Bukan sekadar peringatan bahwa tanah telah berubah, tetapi bahwa waktu akan terus berjalan dan lubang itu akan tetap ada jika tidak ada upaya untuk memulihkannya. Kita sering diajarkan bahwa pembangunan harus membawa harapan.
Tetapi apa artinya pembangunan jika meninggalkan lubang-lubang yang bahkan generasi berikutnya tidak bisa mengatasi tanpa beban?
Pada akhirnya, berdiri di tepi lubang tambang itu membuat saya menyadari bahwa suara kita perlu lebih keras daripada mesin yang menggalinya. Bukan untuk menolak setiap bentuk industri, tetapi untuk menuntut tanggung jawab yang setara dengan kerusakan yang ditinggalkan.
Jika tanah bisa berbicara, mungkin ia akan mengatakan hal yang sama. Namun karena tanah diam, maka manusialah yang harus bersuara. Dan selama lubang-lubang itu masih menganga tanpa rencana pemulihan yang jelas, suara itu tidak boleh padam.

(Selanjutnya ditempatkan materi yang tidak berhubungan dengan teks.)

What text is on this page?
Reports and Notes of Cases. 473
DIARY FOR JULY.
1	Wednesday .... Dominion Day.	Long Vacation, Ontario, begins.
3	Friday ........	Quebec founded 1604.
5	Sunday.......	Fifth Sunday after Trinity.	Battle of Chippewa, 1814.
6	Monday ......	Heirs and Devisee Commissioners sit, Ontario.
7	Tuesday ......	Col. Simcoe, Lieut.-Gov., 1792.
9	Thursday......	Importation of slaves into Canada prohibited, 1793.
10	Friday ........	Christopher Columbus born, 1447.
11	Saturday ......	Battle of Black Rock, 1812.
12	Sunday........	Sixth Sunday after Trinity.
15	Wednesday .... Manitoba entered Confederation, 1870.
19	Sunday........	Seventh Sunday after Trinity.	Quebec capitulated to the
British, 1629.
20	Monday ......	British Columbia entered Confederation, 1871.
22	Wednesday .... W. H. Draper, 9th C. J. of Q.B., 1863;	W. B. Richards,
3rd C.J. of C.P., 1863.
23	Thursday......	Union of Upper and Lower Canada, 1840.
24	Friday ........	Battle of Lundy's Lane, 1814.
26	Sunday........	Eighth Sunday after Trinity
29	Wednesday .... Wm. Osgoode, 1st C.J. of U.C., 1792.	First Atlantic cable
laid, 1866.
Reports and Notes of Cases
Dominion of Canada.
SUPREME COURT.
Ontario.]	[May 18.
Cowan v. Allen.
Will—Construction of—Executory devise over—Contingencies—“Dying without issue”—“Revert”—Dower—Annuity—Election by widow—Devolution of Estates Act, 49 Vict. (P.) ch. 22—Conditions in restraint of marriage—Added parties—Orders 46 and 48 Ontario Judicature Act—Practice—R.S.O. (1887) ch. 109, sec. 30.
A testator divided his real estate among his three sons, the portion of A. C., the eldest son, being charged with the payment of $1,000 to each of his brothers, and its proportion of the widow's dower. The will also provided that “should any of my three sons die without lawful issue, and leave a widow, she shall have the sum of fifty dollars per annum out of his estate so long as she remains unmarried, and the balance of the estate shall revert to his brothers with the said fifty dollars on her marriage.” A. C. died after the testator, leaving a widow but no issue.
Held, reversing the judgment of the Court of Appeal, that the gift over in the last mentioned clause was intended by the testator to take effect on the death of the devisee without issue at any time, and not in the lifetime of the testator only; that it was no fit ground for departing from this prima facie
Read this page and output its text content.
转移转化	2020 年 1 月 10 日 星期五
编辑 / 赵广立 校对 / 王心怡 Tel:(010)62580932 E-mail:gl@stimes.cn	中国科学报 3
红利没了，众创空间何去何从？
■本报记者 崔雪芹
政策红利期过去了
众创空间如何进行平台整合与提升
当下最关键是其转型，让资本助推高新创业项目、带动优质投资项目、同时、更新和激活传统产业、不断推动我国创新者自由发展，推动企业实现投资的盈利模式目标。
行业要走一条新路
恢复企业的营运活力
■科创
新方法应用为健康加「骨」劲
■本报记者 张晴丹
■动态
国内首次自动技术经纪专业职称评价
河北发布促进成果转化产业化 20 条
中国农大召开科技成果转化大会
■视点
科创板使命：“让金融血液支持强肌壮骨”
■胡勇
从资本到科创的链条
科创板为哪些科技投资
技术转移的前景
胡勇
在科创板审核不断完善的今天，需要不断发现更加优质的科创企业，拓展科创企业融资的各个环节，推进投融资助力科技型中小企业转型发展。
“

Tambang selalu dibungkus dengan narasi pembangunan, lapangan kerja, kontribusi ekonomi. Tetapi jarang ada yang berbicara jujur tentang sisi lain yang tidak tercatat dalam laporan tahunan; hilangnya rasa aman warga, hilangnya ruang publik alami, hilangnya hubungan orang dengan tanah yang mereka injak. Sering kali, kerugian terbesar bukan dinilai dari uang, tapi dari hilangnya sesuatu yang tidak bisa dibeli kembali.
Dan mungkin itu alasan mengapa pengalaman melihat lubang raksasa itu begitu mengganggu. Lubang itu adalah pengingat kasar bahwa apa pun yang kita baca tentang tambang tidak akan pernah sebanding dengan melihat bekasnya yang nyata.
Bahwa setelah semua keuntungan diambil, yang tertinggal sering kali hanya beban yang harus ditanggung oleh orang-orang yang tidak ikut memutuskan apa-apa.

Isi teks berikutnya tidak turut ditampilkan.